Сколь бы ни был несимпатичен Василе Иеротей, но, увидев его, он как-то сразу успокоился. Усевшись в бричку и укрывшись поверх пальто попоной, он почувствовал себя под надежной защитой и снова ощутил радость возвращения домой. Ему даже показалось, что все домашние, родители и сестры, ласково ему улыбаются. На страстной неделе он вместе с хором будет петь на клиросе, а на второй день пасхи произнесет в церкви свою первую проповедь. Он приготовил ее уже три недели назад и выучил наизусть. Сколько репетировал в темном семинарском коридоре, читая во весь голос и жестикулируя. Прекрасная проповедь! Стоило Василе подумать, что его проповедь будет куда проникновеннее отцовских, как его сердце счастливо замирало, и он представлял себе благоговейно слушающих прихожан, слезы умиления у них на глазах и растроганный шепот при выходе из церкви:
– Каким замечательным священником станет домнишор Василе!
Лошадки бежали рысью, потряхивая длинными жесткими гривами. Просторные сады оставались позади и медленно вращались на горизонте. Вокруг все было тихо, спокойно, и одна только бричка производила нескончаемый шум, гремя железными ободьями и поскрипывая деревянным кузовом. Ни новой она не была, ни только что отремонтированной, эта бричка священника из Вэлень. По всему селу, в которое они успели въехать, грохот ее раздавался как немолчный шум водопада.
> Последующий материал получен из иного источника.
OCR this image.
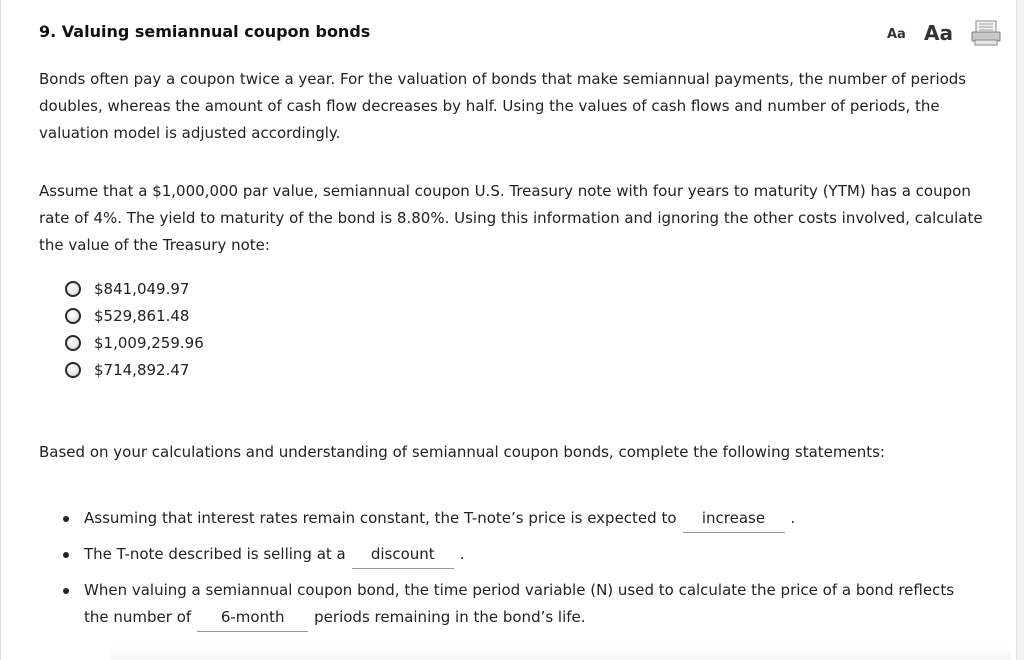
9. Valuing semiannual coupon bonds	Aa Aa

Bonds often pay a coupon twice a year. For the valuation of bonds that make semiannual payments, the number of periods doubles, whereas the amount of cash flow decreases by half. Using the values of cash flows and number of periods, the valuation model is adjusted accordingly.

Assume that a $1,000,000 par value, semiannual coupon U.S. Treasury note with four years to maturity (YTM) has a coupon rate of 4%. The yield to maturity of the bond is 8.80%. Using this information and ignoring the other costs involved, calculate the value of the Treasury note:

$841,049.97
$529,861.48
$1,009,259.96
$714,892.47

Based on your calculations and understanding of semiannual coupon bonds, complete the following statements:

Assuming that interest rates remain constant, the T-note’s price is expected to increase .
The T-note described is selling at a discount .
When valuing a semiannual coupon bond, the time period variable (N) used to calculate the price of a bond reflects the number of 6-month periods remaining in the bond’s life.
Василе нравилось ее сухое дребезжание, под него он начал повторять про себя проповедь. Постепенно увлекшись, он стал произносить отдельные слова вслух, воображая при этом, какими жестами должны они сопровождаться. Сколько раз он слышал в семинарии: «Священник, проповедуя слово божие, никогда не должен думать о себе. Проповедуй не для того, чтобы обнаружить свой талант, а чтобы других наставить на путь истинный». Увы, это требование было слишком трудным для молодого человека. Василе Мурэшану прежде всего предвкушал сладость успеха. Его проповедь – первое выступление перед прихожанами, а кто сможет удержаться и не восхититься собой во время ораторского дебюта?
Ощущая близость родного дома, убеждаясь в своих неординарных способностях, свидетельством которых послужила ему вдохновенная репетиция проповеди, Василе вдруг почувствовал уверенность и уже совершенно спокойно думал о своих надеждах, о прииске, о письмоводителе Родяне и даже об Эленуце. Он тут же стал читать себе вдохновенную, полную оптимизма лекцию по философии. С необычайной легкостью убедил он себя, что подлинная ценность человека не в деньгах и не в социальном положении, а в нем самом. Знания, культура, высокие идеалы – вот наши истинные богатства. Возможно, даже на первом месте чувства человека. Василе уже не сомневался, что невозможно пренебречь его духовными и душевными качествами. Больше того, он был готов потягаться богатством и помериться силами с любым и каждым, и в первую очередь с письмоводителем Родяном, к которому ощущал инстинктивную неприязнь даже при самом лучшем расположении духа.
Пропасть, которая возникла между ним и Эленуцей из-за «Архангелов», казалась ему уже не такой неодолимой. Возможно, весьма возможно, что богатое золото найдется и на более мелких приисках, совладельцем которых был священник Мурэшану. Так же просто может случиться, что на прииске «Архангелы» иссякнет золото, как это уже не раз бывало в других местах. Что говорить – колесо фортуны поворачивается довольно часто!
Прошло немало времени, прежде чем Василе Мурэшану очнулся от своих светлых мечтаний. Солнце поднялось довольно высоко, и в воздухе потеплело. Семинарист даже сбросил с себя пальто. Работник, заметив это, обернулся и посоветовал:
– Не раздевайтесь! Сейчас в лес въедем. Батюшка наказывал, чтобы вы потеплее одевались и не простудились.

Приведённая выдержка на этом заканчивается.